スケボー好きの16歳の少年アレックス(ゲイブ・ネヴァンス)は、アナーキーな若者が自分たちで作った公園"パラノイドパーク"に出入りするようになる。基本的にはマジメ学生のアレックスとは違う、ちょっと悪くてカッコイイ奴らがそこには大勢いた。やがて彼らと行動を共にするアレックスは、ほんの冒険心で挑んだ列車飛び乗り遊びの最中、とんでもない事件を起こしてしまう。

さて、思い出すのもおぞましい形で人を死なせてしまうアレックスだが、わずか16歳のティーンはそんな時、何を考え行動するのか。離れて背後から見つめるだけだった『エレファント』から一歩踏み込み、ガス・ヴァン・サント監督は少年の横顔をクローズアップする。

大変な事件が起きたというのに、それに呼応する登場人物の心の動きは信じがたいほど静かで冷たい。あらすじから予想するような大きな動きは何もなく、良い意味で面白さはまったくない。原作はあるが、ガス監督による改変が大いになされている。

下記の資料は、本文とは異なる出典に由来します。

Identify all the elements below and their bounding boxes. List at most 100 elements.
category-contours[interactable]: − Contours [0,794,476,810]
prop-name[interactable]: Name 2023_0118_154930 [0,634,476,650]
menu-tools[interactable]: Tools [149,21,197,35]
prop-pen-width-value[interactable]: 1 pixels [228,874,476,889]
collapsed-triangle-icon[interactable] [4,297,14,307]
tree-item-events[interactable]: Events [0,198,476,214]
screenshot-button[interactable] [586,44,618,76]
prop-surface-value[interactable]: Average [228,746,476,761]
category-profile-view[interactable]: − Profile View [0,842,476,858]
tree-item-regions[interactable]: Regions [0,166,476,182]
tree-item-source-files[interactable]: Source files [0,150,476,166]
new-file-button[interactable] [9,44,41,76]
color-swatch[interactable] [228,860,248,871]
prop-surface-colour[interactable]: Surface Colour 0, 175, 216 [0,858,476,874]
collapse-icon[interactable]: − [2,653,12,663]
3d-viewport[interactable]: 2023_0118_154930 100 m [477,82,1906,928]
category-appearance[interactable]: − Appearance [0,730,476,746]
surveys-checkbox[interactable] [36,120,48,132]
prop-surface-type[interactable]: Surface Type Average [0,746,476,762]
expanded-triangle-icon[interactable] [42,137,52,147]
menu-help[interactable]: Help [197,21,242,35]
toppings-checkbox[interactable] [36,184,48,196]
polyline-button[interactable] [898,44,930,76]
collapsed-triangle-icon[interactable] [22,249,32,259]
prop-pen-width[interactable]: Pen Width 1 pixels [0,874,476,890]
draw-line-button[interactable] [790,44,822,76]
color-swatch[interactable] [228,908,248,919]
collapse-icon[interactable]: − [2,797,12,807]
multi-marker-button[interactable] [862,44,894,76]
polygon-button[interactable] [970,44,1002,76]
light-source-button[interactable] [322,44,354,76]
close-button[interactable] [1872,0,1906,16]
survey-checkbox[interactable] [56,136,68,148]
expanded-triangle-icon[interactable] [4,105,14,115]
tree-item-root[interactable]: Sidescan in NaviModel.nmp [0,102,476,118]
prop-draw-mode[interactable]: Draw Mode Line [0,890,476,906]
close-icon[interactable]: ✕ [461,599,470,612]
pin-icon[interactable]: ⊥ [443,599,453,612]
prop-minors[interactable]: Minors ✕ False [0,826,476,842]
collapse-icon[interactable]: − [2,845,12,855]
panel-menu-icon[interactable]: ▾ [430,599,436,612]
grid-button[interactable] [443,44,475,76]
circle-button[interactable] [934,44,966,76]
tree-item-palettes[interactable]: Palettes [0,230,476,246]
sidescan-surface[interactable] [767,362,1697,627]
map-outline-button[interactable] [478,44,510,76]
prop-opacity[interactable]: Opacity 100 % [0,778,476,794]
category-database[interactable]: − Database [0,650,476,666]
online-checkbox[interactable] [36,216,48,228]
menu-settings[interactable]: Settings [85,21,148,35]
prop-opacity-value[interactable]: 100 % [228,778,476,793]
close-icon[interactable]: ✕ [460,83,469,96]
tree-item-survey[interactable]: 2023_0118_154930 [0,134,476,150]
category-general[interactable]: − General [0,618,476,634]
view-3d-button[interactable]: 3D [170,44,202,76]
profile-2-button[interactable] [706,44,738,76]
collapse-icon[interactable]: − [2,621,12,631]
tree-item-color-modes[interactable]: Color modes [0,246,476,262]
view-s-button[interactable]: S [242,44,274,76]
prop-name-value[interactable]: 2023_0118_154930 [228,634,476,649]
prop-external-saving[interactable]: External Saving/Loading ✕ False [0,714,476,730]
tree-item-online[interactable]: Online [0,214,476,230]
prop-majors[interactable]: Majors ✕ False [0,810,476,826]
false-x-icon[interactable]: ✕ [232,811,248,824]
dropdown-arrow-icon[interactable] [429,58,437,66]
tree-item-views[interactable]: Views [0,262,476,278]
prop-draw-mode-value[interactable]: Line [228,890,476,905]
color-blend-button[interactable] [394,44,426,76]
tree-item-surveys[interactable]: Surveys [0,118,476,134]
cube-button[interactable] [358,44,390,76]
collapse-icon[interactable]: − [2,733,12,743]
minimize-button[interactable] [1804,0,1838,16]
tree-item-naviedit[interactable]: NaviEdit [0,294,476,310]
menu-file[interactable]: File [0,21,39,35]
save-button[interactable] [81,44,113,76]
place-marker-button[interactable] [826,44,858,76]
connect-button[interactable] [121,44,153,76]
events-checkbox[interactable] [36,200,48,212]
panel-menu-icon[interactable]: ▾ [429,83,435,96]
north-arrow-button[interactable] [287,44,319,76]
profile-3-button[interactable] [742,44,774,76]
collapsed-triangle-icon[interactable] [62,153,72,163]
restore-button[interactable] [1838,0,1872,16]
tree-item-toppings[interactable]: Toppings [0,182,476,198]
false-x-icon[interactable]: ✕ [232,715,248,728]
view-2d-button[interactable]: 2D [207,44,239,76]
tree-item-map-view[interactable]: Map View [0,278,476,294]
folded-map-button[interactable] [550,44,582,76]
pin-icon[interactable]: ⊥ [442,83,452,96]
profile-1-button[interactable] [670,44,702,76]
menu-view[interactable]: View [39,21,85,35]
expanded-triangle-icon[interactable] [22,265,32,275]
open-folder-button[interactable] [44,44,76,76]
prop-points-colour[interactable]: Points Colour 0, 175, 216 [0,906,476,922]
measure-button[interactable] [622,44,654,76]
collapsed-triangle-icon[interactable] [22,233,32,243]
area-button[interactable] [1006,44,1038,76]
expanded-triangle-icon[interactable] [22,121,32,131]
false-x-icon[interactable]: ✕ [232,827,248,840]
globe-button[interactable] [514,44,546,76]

本作で意識してみて欲しいのが撮影クリストファー・ドイルによるカメラワーク。まるでスケボーの動きのようにゆらゆらと舞う映像は、時系列をばらした構成と共に、行ったりきたりを繰り返す不安定なティーンエイジャーの心を表現しているかのよう。

この撮影監督は『恋する惑星』(94年、香港)などウォン・カーウァイ監督とのコンビで知られる名手。解釈を観客にゆだねる、いわば投げっぱなしにする本作のような映画では、「絵に物を言わせる」そのテクニックを純粋に堪能することができる。

少年少女の心に近づくガス・ヴァン・サントの試みはおおむね成功しており、小説版と違う主人公の行動にも違和感はない。さて、皆さんはどう思う? と問いかけるようなラストも悪くはない。……が、それでも今回は「別にどうでもいいよ」としか思えなかったのもまた事実。被写体に近づく監督の視点と逆に、私のそれは劇中の人物から離れるばかりであった。

とはいえ、技巧の確かさを感じさせる良作であるのは間違いない。トンネルのような配水管の向こうにあるのは出口か、それとも……。その先は皆さんの心で感じて欲しい。